Capstone Project Proposals for Spring 2024 are now open! You can access the applications at the links below.

The soft deadline for UBC Capstone proposals is Nov 1st. And the hard deadline is Nov 30th. Proposals sent in by Nov 1st will receive feedback (that will hopefully increase their chances of being selected).

Partners may choose to submit a capstone project(s) to the MDS Vancouver program (general data science) and/or the MDS Computational Linguistics program (language-related data science). If you’re unsure about which program to submit your project to, read more here.

Proposal forms can be found here:

Should I submit my proposal to MDS Vancouver or MDS Computational Linguistics?

The MDS Vancouver (MDS-V) program covers all aspects of data science, including topics of data wrangling, vizualisation, dashboards, statistics and machine learning, amongst others. You can read more about the program here and can see the capstone page on this website to learn more about the type of projects MDS-V addresses in capstone.

The MDS Computational Linguistics (MDS-CL) program covers similar topics to MDS Vancouver but with a focus on analyzing language/text-related data and building models that can extract insights from this data. Particular areas of expertise include deep learning, sentiment analysis, and multi-lingual methods such as machine translation. You can read more about the program here and can see the MDS-CL capstone page to learn more about the type of projects MDS-CL addresses in capstone.

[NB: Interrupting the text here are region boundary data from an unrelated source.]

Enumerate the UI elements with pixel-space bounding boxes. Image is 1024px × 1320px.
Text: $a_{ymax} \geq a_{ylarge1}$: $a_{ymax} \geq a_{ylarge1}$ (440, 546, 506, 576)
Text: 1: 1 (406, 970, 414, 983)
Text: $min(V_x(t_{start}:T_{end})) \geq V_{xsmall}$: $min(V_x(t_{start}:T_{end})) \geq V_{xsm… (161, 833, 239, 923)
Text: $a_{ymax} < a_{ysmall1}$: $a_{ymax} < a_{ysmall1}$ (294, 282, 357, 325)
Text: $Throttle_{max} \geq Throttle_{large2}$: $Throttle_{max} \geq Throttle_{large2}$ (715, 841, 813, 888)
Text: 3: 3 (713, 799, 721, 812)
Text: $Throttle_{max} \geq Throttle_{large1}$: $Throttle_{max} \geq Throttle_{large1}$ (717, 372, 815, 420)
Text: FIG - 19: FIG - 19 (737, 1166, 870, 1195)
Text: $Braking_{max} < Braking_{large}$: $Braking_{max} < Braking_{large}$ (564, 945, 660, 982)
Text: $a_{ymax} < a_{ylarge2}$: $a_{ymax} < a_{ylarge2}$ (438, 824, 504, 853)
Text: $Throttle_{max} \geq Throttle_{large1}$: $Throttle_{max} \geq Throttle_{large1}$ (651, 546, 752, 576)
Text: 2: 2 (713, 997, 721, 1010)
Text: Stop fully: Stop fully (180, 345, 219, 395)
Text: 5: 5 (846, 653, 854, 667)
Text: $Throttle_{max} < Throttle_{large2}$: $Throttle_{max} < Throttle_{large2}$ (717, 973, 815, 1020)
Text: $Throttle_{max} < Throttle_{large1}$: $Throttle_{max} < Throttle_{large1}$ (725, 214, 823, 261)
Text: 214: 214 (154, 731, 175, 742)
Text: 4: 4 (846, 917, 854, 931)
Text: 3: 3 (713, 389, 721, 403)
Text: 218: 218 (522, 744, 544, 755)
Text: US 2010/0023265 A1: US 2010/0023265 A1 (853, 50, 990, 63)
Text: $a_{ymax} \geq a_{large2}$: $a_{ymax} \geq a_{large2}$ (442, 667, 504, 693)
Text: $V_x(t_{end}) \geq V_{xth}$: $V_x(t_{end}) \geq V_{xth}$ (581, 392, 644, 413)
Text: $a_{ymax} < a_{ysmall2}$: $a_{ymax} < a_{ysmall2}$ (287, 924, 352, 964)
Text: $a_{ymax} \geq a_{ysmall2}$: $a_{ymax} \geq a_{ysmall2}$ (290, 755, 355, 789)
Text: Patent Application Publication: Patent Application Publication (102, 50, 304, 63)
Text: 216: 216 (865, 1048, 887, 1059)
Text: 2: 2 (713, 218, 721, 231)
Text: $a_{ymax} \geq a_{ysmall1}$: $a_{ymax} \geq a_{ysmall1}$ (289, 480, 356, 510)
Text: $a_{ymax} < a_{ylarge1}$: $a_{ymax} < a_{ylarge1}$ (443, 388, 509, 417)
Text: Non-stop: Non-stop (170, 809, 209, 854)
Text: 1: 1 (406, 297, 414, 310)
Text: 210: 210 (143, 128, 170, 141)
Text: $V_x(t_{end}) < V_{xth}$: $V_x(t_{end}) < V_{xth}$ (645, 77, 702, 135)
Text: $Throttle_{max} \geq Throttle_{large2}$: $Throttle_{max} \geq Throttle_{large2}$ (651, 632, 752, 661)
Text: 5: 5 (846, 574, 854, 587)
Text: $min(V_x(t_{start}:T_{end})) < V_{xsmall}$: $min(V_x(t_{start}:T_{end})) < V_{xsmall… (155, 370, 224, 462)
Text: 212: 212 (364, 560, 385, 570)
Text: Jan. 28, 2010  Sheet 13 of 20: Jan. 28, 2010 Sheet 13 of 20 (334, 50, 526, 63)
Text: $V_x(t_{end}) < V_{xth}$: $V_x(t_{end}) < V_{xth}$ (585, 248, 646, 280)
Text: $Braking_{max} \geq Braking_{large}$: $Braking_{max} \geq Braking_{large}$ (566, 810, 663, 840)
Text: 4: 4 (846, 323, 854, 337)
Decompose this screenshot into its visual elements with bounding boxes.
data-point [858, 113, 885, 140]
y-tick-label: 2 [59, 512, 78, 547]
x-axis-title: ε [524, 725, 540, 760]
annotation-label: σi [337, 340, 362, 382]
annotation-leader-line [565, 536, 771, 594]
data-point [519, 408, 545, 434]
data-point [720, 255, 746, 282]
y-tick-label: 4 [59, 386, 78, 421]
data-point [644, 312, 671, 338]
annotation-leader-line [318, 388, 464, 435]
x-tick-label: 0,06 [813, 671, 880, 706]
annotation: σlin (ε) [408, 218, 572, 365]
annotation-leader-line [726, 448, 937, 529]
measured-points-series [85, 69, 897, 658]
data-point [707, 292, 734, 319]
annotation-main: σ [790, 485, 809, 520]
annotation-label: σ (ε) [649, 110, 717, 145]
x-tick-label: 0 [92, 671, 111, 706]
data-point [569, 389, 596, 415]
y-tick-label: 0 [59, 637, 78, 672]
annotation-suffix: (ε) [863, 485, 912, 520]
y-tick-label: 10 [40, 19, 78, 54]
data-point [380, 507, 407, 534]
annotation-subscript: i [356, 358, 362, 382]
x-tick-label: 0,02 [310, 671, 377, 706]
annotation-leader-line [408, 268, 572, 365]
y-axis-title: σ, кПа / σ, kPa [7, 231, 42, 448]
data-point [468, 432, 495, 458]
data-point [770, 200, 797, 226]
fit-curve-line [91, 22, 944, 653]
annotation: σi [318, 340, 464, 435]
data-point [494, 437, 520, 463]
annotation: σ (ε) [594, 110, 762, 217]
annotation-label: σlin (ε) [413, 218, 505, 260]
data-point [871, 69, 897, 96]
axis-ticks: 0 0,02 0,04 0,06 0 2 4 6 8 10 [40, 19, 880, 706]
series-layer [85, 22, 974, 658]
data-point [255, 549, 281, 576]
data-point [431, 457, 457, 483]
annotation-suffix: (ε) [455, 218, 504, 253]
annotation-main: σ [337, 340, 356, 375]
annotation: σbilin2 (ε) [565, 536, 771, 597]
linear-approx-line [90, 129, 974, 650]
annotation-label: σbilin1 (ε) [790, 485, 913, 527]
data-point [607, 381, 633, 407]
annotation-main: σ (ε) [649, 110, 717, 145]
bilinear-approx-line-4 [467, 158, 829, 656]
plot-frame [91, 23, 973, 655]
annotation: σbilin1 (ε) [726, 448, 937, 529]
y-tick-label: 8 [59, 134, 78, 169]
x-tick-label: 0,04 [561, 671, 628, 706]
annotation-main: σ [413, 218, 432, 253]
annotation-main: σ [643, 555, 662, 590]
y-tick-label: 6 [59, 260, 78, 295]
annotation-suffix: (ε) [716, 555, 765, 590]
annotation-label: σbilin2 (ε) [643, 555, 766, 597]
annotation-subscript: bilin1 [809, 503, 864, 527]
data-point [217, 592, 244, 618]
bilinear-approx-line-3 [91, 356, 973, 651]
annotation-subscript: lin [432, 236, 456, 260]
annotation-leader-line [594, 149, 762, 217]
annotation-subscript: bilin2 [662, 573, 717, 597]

Instructions for filling out the capstone proposal form

Detailed instructions for filling out the capstone proposal form can be found below.

About your organization

Briefly introduce your organization

Brief description of the problem/question

Just a brief description of the problem. If you’d like, you can suggest data science approaches that the students can take to address the problem, but this is not necessary.

Available data

Describe the data that you will make available to the students:

  • How much data is there?
  • Do you have an existing data dictionary/data schema?
  • What type of features are available?
  • How clean is the data?
  • In what form will the data be available to the students?
  • Does your organization provide any computational resources (e.g., cloud computing, virtual machines) to handle large scale data analysis?

Data Product

What product(s) would you like to receive from our students, and what (in general) should it communicate or have the ability to do? Examples:

  • A dashboard, such as a Shiny or Dash app, to explore an aspect of your data
  • An R or Python package with documentation to simplify an analysis
  • A data pipeline that includes some data science model
  • A report outlining student findings

If your project requires confidentiality and IP assignment, please read our legal page on how we handle these before submitting your captstone proposal. During the proposal submission, we will ask you which types of agreements are necessary for working on the project. For non-UBC Capstone partners whose projects require confidentiality and IP assignment, we strongly recommend that partners show the UBC template documents to their legal counsel and get their agreement to use these documents before submitting the capstone proposal. We cannot sign alternate agreements, nor amend our agreements in any way.

We understand that you may require some restrictions to be put in place, but we also would like for our students to have some freedom to talk about the work they’ve done when applying for jobs. We want our students to know about these restrictions up-front so that they can make an informed decision about the project. In the proposal, please be as concrete as possible: do you anticipate students will be able to open-source the code they write? Publish a blog post about their work? Discuss it in a private job interview?

This section should also include any other requirements of students participating in the project, like background checks, etc.

Conflicts of interest

Declare any conflicts of interest. For example, if a current MDS student or family member is involved with your organization on a professional or personal level, this should be declared along with a short explanation. These situations are generally not problematic, but we prefer to disclose them to the students before they rank the projects.